C'est d'ailleurs la première question que je pose à un patient lorsque s'éveille en lui le soupçon d'une infidélité : quelqu'un aurait-il récemment épousseté l'épaule de votre conjoint ? Voilà le signe infaillible qu'une autre personne a commencé à s'occuper de lui. On ne tripote pas le col de son collègue dans la rue sans qu'il y ait anguille sous roche.
La vie n'est que souffrance et déception, il faut s'y résigner, c'est normal d'en baver et de gâcher sa destinée. (..) Les gens refusent de regarder en face ce monde truffé d'éclats de verre et d'admettre qu'une souffrance profonde aiguise la perception et donne de la valeur à l'existence.
Celui qui part n'est jamais le même que celui qui revient.
Non, je n'ai nullement éprouvé le besoin de rechercher mon père biologique, non, je ne suis pas d'avis que mon histoire soit amputée de moitié du fait que je ne connais pas mon père; on ne peut regretter ce qu'on n'a jamais eu et je ne vis pas avec le sentiment d'avoir à recouvrer une partie de moi-même. Pourquoi aurais-je besoin d'un père pour savoir qui je suis, d'ailleurs la biographie est le summum de la fiction et les souvenirs l'apogée de l'art poétique, de arte poetica. Il pourrait bien avoir travaillé dans un cirque et vivre dans une roulotte avec sa septième femme. Que dire à un homme qui disparu de la circulation juste après vous avoir fabriquée? Je me suis davantage intéressée à ma lignée maternelle. Quand on creuse assez loin dans la généalogie, on finit par voir émergér des cimetières glacés du nord du pays une aïeule "aimant la poésie mais de courte taille".
Une fois ou deux, je me suis demandé si nous n'étions pas en train de devenir un peu plus amis et un peu moins amants qu'au début. Sauf exception, je n'ai tout de même jamais eu l'impression de de vivre avec une bonne copine.
On se sent bien seul quand on partage sa vie avec des gens qu'on a, pour la plupart, soi-même inventés.

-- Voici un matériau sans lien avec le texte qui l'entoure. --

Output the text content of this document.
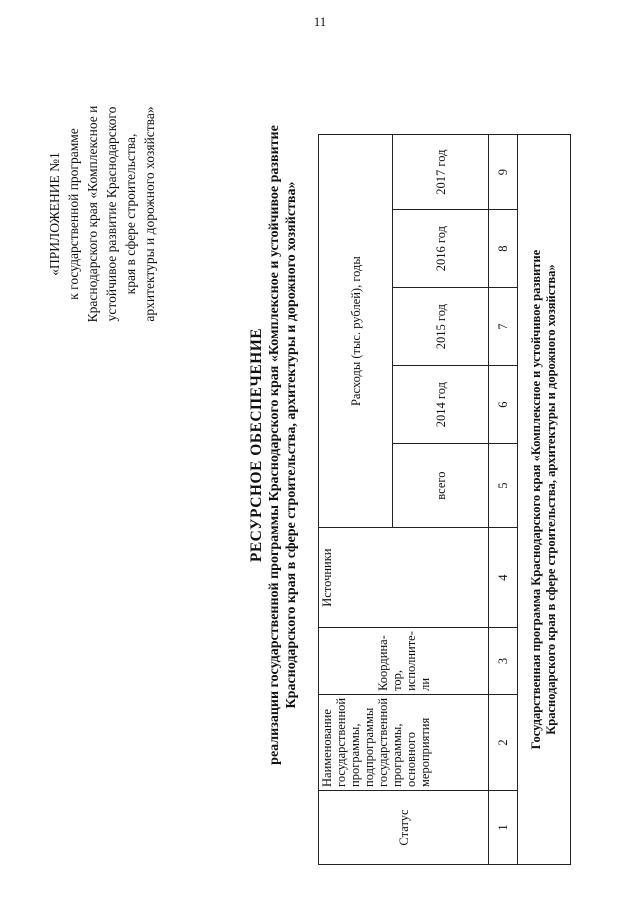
11
«ПРИЛОЖЕНИЕ №1 к государственной программе Краснодарского края «Комплексное и устойчивое развитие Краснодарского края в сфере строительства, архитектуры и дорожного хозяйства»
РЕСУРСНОЕ ОБЕСПЕЧЕНИЕ реализации государственной программы Краснодарского края «Комплексное и устойчивое развитие Краснодарского края в сфере строительства, архитектуры и дорожного хозяйства»
Статус	Наименование государственной программы, подпрограммы государственной программы, основного мероприятия	Координа-тор, исполните-ли	Источники	Расходы (тыс. рублей), годы				
				всего	2014 год	2015 год	2016 год	2017 год
1	2	3	4	5	6	7	8	9

Государственная программа Краснодарского края «Комплексное и устойчивое развитие Краснодарского края в сфере строительства, архитектуры и дорожного хозяйства»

Il y a des gens qui passent leur vie à se demander quel sera le bon moment pour l'heure de vérité. Certains n'arrivent jamais à une conclusion. C'est comme dans la création romanesque, on est constamment confronté à la question de savoir quand ralentir le cours du récit et quand l'accélérer.
Personne ne dit tout à son conjoint.
Il faut du courage pour oser changer de vie [...].

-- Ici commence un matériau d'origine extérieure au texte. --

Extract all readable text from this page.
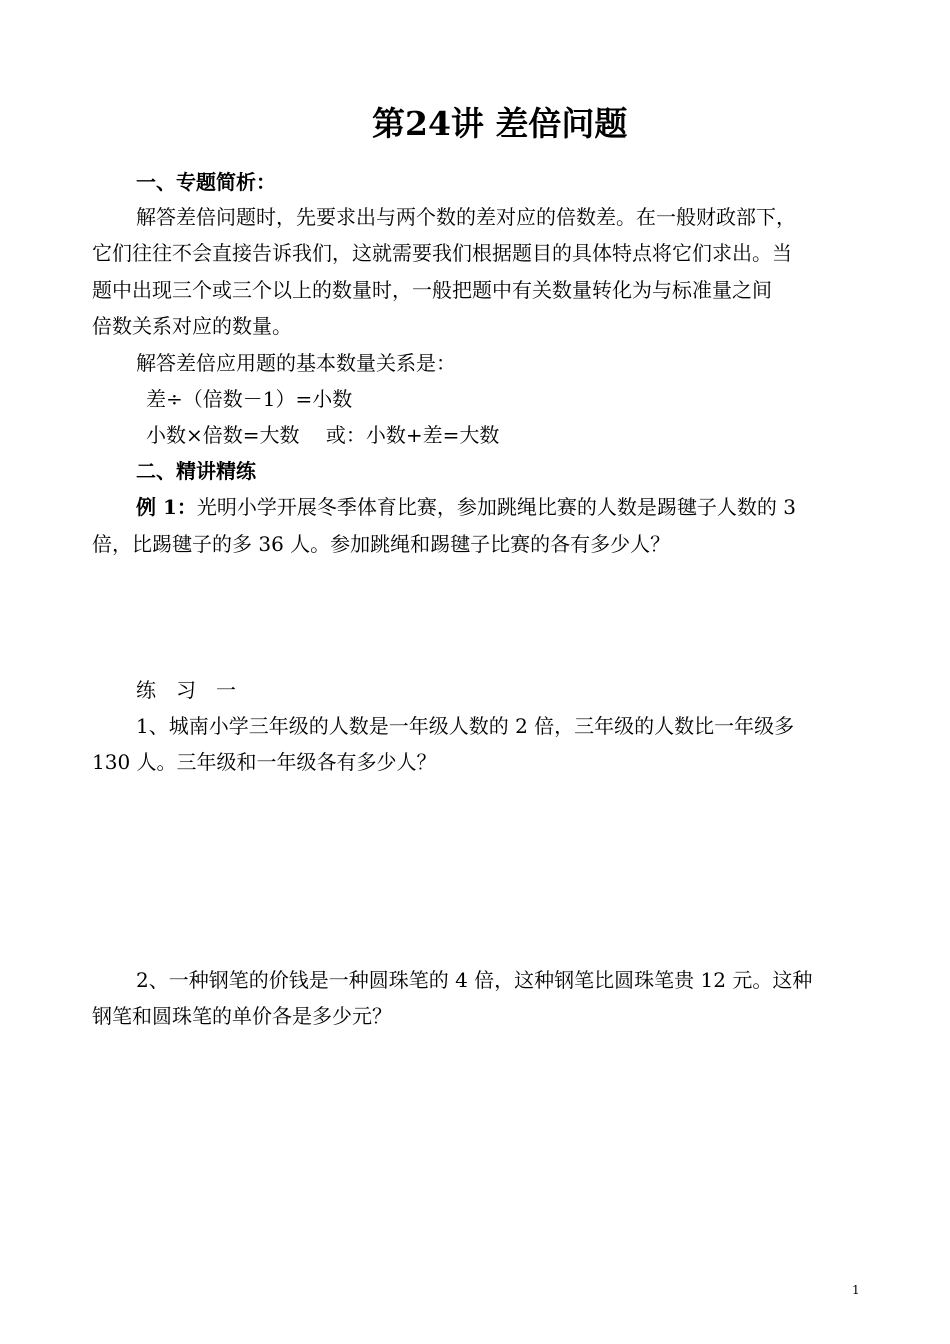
第24讲 差倍问题
一、专题简析：
解答差倍问题时，先要求出与两个数的差对应的倍数差。在一般财政部下，
它们往往不会直接告诉我们，这就需要我们根据题目的具体特点将它们求出。当
题中出现三个或三个以上的数量时，一般把题中有关数量转化为与标准量之间
倍数关系对应的数量。
解答差倍应用题的基本数量关系是：
差÷（倍数－1）=小数
小数×倍数=大数　 或：小数+差=大数
二、精讲精练
例 1：光明小学开展冬季体育比赛，参加跳绳比赛的人数是踢毽子人数的 3
倍，比踢毽子的多 36 人。参加跳绳和踢毽子比赛的各有多少人？
练　习　一
1、城南小学三年级的人数是一年级人数的 2 倍，三年级的人数比一年级多
130 人。三年级和一年级各有多少人？
2、一种钢笔的价钱是一种圆珠笔的 4 倍，这种钢笔比圆珠笔贵 12 元。这种
钢笔和圆珠笔的单价各是多少元？
1
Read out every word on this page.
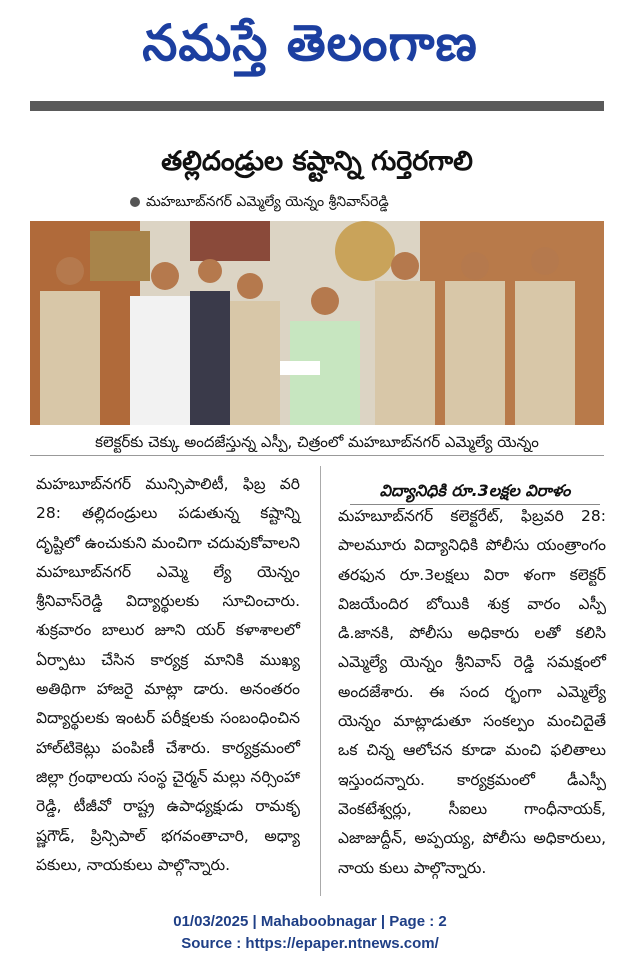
నమస్తే తెలంగాణ
తల్లిదండ్రుల కష్టాన్ని గుర్తెరగాలి
మహబూబ్‌నగర్ ఎమ్మెల్యే యెన్నం శ్రీనివాస్‌రెడ్డి
కలెక్టర్‌కు చెక్కు అందజేస్తున్న ఎస్పీ, చిత్రంలో మహబూబ్‌నగర్ ఎమ్మెల్యే యెన్నం

మహబూబ్‌నగర్ మున్సిపాలిటీ, ఫిబ్ర వరి 28: తల్లిదండ్రులు పడుతున్న కష్టాన్ని దృష్టిలో ఉంచుకుని మంచిగా చదువుకోవాలని మహబూబ్‌నగర్ ఎమ్మె ల్యే యెన్నం శ్రీనివాస్‌రెడ్డి విద్యార్థులకు సూచించారు. శుక్రవారం బాలుర జూని యర్ కళాశాలలో ఏర్పాటు చేసిన కార్యక్ర మానికి ముఖ్య అతిథిగా హాజరై మాట్లా డారు. అనంతరం విద్యార్థులకు ఇంటర్ పరీక్షలకు సంబంధించిన హాల్‌టికెట్లు పంపిణీ చేశారు. కార్యక్రమంలో జిల్లా గ్రంథాలయ సంస్థ చైర్మన్ మల్లు నర్సింహా రెడ్డి, టీజీవో రాష్ట్ర ఉపాధ్యక్షుడు రామకృ ష్ణగౌడ్, ప్రిన్సిపాల్ భగవంతాచారి, అధ్యా పకులు, నాయకులు పాల్గొన్నారు.

విద్యానిధికి రూ.3లక్షల విరాళం

మహబూబ్‌నగర్ కలెక్టరేట్, ఫిబ్రవరి 28: పాలమూరు విద్యానిధికి పోలీసు యంత్రాంగం తరఫున రూ.3లక్షలు విరా ళంగా కలెక్టర్ విజయేందిర బోయికి శుక్ర వారం ఎస్పీ డి.జానకి, పోలీసు అధికారు లతో కలిసి ఎమ్మెల్యే యెన్నం శ్రీనివాస్ రెడ్డి సమక్షంలో అందజేశారు. ఈ సంద ర్భంగా ఎమ్మెల్యే యెన్నం మాట్లాడుతూ సంకల్పం మంచిదైతే ఒక చిన్న ఆలోచన కూడా మంచి ఫలితాలు ఇస్తుందన్నారు. కార్యక్రమంలో డీఎస్పీ వెంకటేశ్వర్లు, సీఐలు గాంధీనాయక్, ఎజాజుద్దీన్, అప్పయ్య, పోలీసు అధికారులు, నాయ కులు పాల్గొన్నారు.

01/03/2025 | Mahaboobnagar | Page : 2
Source : https://epaper.ntnews.com/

Ce qui m'a sauvée, ça a été de penser hors des sentiers battus. Au lieu de me morfondre en m'apitoyant sur moi-même quand on me martyrisait, je me suis mise aussitôt à transformer en conte la réalité de ces moments. On peut dire que c'est l'écriture qui m'a fait passer par le trou de la serrure. « Je suis grande à l'intérieur » , a été ma réaction quand ma mère m'a expliqué que j'étais une naine et qu'on n'y pourrait rien changer. J'avais trois ans.